Point clouds captured using LiDAR or Structure from Motion techniques are able to represent complex physical features (e.g. buildings) and sub-parts (e.g. pillars, doors). Through georeferencing points clouds to survey grade maps it is possible to annotate regions with appropriate labels (e.g. museum, park) but to construct useful referring expressions from a user’s perspective (e.g. the house with a veranda) requires a level of detail not available within existing spatial datasets.

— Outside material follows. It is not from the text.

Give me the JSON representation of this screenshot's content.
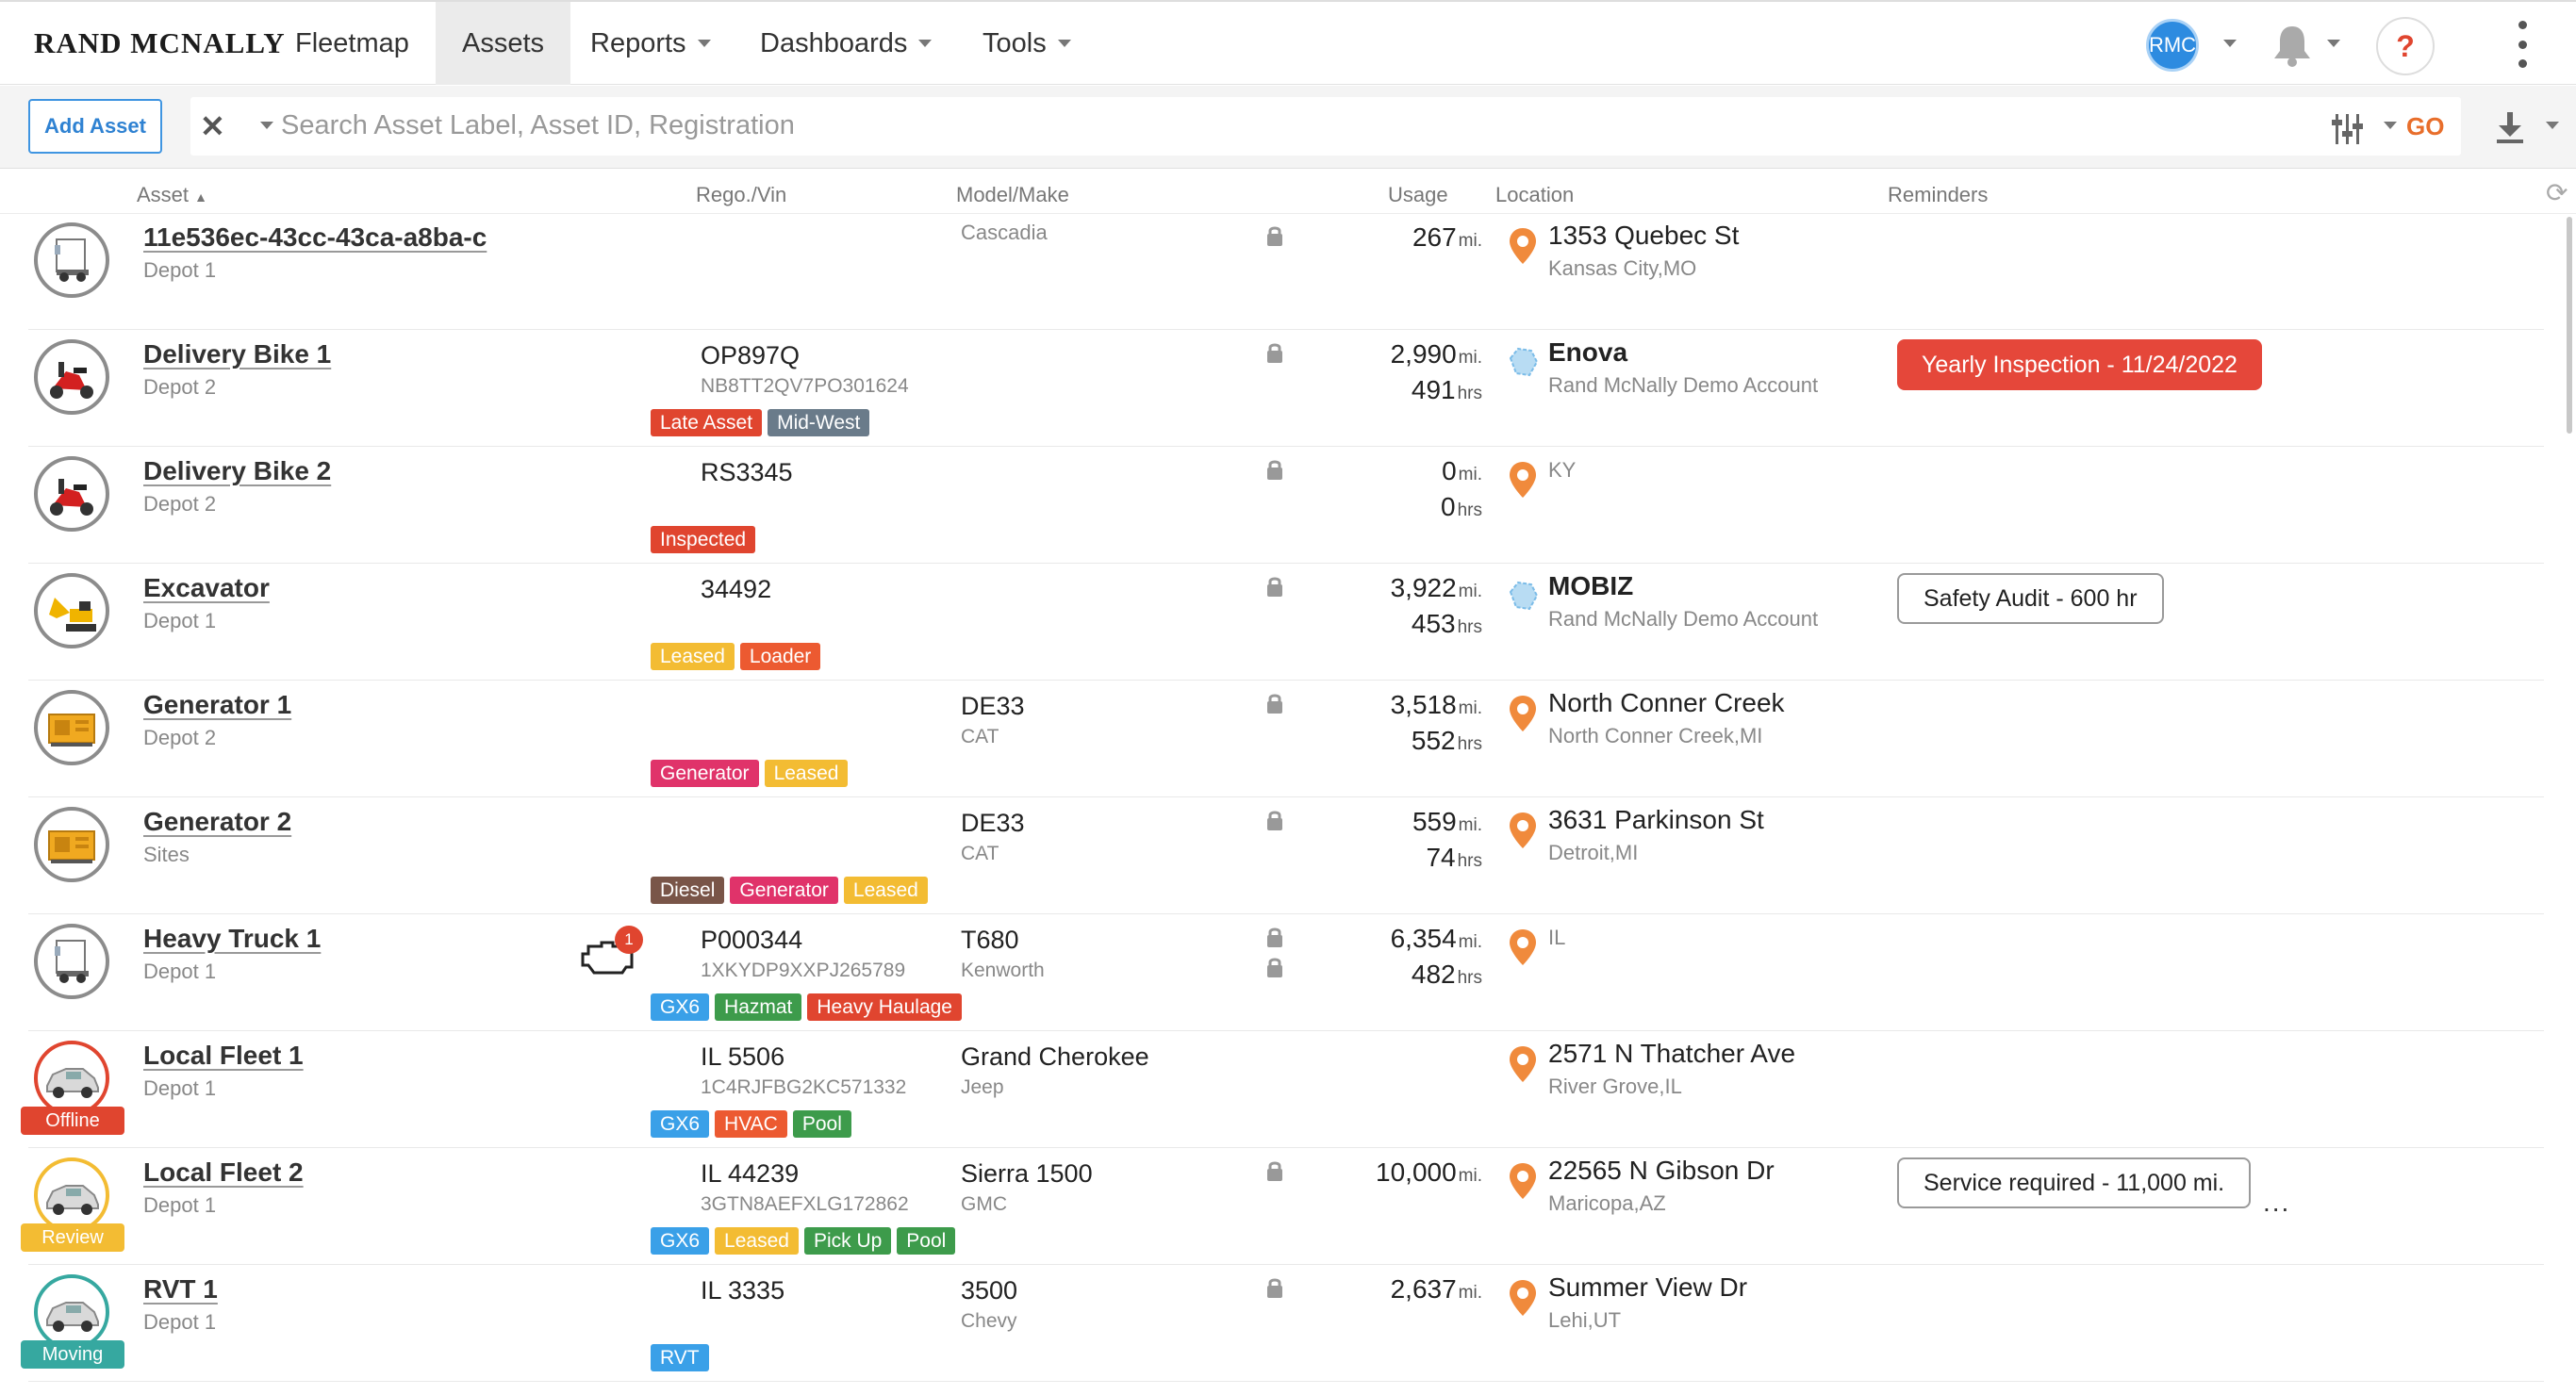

This Ph.D will develop new A.I. classifiers which use 3D point clouds in conjunction with semantic building models and spatial datasets, to recognise building features and objects (e.g. domes, doors, pillars, windows, desks, ) enabling more natural human-robot interactions.
While 2D images can be classified using computer vision the advantage of operating directly with 3D point clouds is that descriptions can be generated from multiple observer locations using visibility modelling, thereby a robot could generate a natural language description suitable for a human collaborator (e.g. the door on your left).
Autonomous robots that can communicate about their context and local environment to this fidelity would be able to support humans in range of roles from rapid delivery of medical equipment via drones, to autonomous cars, to disaster emergency response.